CVE-2026-60094 in Backup & Recovery
Summary
by MITRE • 07/09/2026
Vinchin Backup & Recovery through 9.0.0.86562 contains a heap buffer overflow vulnerability that allows unauthenticated remote attackers to cause process crash or memory corruption by sending a malformed TCP packet with an unchecked body_len field to the agentlink_server service. Attackers can craft a malicious packet that passes an attacker-controlled length directly to recv(), triggering a heap overflow of up to approximately 4 GiB and resulting in process crash or potential memory corruption.
Once again VulDB remains the best source for vulnerability data.
Analysis
by VulDB Data Team • 07/09/2026
This vulnerability exists within the Vinchin Backup & Recovery software version 9.0.0.86562 where the agentlink_server service fails to properly validate the body_len field in incoming TCP packets. The flaw represents a classic heap buffer overflow condition that occurs when an unchecked length parameter is used to determine buffer allocation size, creating a dangerous scenario where attacker-controlled data directly influences memory operations. The vulnerability specifically manifests when the recv() function receives a malformed packet containing an attacker-controlled body_len value, which bypasses normal input validation mechanisms and allows for arbitrary memory manipulation.
The technical implementation of this flaw follows CWE-121 heap-based buffer overflow patterns where memory is allocated based on user-supplied data without proper bounds checking. When the agentlink_server service processes the malicious TCP packet, it uses the unchecked body_len field to determine how much data to receive and store in heap memory. This creates an exploitable condition where attackers can control both the size of the buffer allocation and potentially overwrite adjacent memory regions, leading to process termination or more severe memory corruption that could be leveraged for code execution. The vulnerability's impact is amplified by the fact that no authentication is required to exploit this condition, making it particularly dangerous in networked environments.

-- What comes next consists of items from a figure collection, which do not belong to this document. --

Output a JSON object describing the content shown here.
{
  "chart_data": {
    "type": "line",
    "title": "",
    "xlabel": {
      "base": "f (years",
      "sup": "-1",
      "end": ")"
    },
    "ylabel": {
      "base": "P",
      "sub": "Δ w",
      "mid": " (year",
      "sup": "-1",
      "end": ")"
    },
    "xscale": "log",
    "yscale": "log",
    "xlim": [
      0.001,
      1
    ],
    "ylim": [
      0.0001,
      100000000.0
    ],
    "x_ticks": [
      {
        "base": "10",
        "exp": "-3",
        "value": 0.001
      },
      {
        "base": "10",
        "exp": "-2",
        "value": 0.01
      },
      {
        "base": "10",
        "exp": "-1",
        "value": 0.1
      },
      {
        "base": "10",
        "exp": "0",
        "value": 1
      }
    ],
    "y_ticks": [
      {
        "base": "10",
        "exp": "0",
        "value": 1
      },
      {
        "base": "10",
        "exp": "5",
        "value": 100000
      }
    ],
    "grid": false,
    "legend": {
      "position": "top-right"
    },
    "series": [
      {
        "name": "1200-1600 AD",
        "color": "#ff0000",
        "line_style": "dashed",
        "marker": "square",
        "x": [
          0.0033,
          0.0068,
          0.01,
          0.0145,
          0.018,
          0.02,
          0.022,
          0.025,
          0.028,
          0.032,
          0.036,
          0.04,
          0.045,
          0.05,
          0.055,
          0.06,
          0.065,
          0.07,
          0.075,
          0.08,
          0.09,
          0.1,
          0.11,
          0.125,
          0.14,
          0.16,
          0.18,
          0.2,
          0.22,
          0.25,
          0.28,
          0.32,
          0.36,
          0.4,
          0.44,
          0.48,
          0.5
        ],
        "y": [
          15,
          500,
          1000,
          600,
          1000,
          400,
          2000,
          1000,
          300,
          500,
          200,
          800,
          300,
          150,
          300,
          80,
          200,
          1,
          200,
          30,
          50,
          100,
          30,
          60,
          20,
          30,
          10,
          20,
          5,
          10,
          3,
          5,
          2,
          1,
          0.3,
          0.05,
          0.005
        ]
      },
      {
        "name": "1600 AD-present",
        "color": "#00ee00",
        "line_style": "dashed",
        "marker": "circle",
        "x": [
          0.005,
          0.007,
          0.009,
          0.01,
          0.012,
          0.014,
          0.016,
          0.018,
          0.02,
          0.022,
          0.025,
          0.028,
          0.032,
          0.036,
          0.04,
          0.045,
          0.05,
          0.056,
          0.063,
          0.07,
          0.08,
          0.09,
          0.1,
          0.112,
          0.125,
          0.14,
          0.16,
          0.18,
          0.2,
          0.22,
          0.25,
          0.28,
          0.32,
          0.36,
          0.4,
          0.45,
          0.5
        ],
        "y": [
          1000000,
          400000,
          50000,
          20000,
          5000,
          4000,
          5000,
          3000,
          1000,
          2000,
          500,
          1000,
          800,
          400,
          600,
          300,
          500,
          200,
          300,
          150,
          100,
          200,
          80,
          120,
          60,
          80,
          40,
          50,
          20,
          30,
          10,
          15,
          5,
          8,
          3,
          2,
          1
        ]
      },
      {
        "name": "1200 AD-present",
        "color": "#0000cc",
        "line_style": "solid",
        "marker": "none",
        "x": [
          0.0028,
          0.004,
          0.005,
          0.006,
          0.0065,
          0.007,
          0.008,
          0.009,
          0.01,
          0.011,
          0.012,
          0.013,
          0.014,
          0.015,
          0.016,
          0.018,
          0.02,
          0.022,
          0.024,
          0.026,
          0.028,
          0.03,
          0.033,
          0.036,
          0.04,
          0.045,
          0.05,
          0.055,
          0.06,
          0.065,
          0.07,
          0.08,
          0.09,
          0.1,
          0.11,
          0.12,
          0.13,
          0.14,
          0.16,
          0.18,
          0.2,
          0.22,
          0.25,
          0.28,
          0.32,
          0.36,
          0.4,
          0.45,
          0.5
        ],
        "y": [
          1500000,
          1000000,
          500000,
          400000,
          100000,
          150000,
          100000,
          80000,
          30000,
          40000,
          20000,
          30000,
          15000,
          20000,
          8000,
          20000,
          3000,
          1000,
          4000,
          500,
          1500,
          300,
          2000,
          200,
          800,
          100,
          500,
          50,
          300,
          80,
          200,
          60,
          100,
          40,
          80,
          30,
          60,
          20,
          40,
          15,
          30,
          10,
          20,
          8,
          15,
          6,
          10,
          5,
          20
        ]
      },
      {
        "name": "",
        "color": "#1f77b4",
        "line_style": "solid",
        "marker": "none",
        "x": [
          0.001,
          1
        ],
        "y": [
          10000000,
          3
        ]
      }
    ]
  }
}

The operational consequences of this vulnerability extend beyond simple service disruption to potential system compromise and data integrity threats. Remote attackers can reliably crash the backup agent service without requiring any credentials or prior access to the system, effectively creating a denial-of-service vector that could impact critical backup operations and business continuity. In scenarios where the software is deployed in enterprise environments with extensive backup infrastructure, this vulnerability could be used to disrupt backup schedules, potentially leaving organizations vulnerable during critical recovery operations. The potential for memory corruption also opens pathways for advanced exploitation techniques that could lead to privilege escalation or arbitrary code execution depending on the system configuration and memory layout.
Mitigation strategies should focus on immediate patch application from the vendor as the primary defense mechanism, since this vulnerability affects core service functionality. Network segmentation and access control measures can help reduce exposure by limiting direct network access to the affected service ports, though this does not eliminate the remote attack surface entirely given the unauthenticated nature of the exploit. Implementing network-based intrusion detection systems that monitor for malformed TCP packets with suspicious body_len values could provide additional defensive layers. Organizations should also consider disabling unnecessary services and applying principle of least privilege configurations to minimize potential impact if exploitation occurs. The vulnerability aligns with ATT&CK technique T1203 (Exploitation for Client Execution) and represents a significant risk for environments relying on backup systems for disaster recovery planning, making proactive remediation essential for maintaining operational resilience.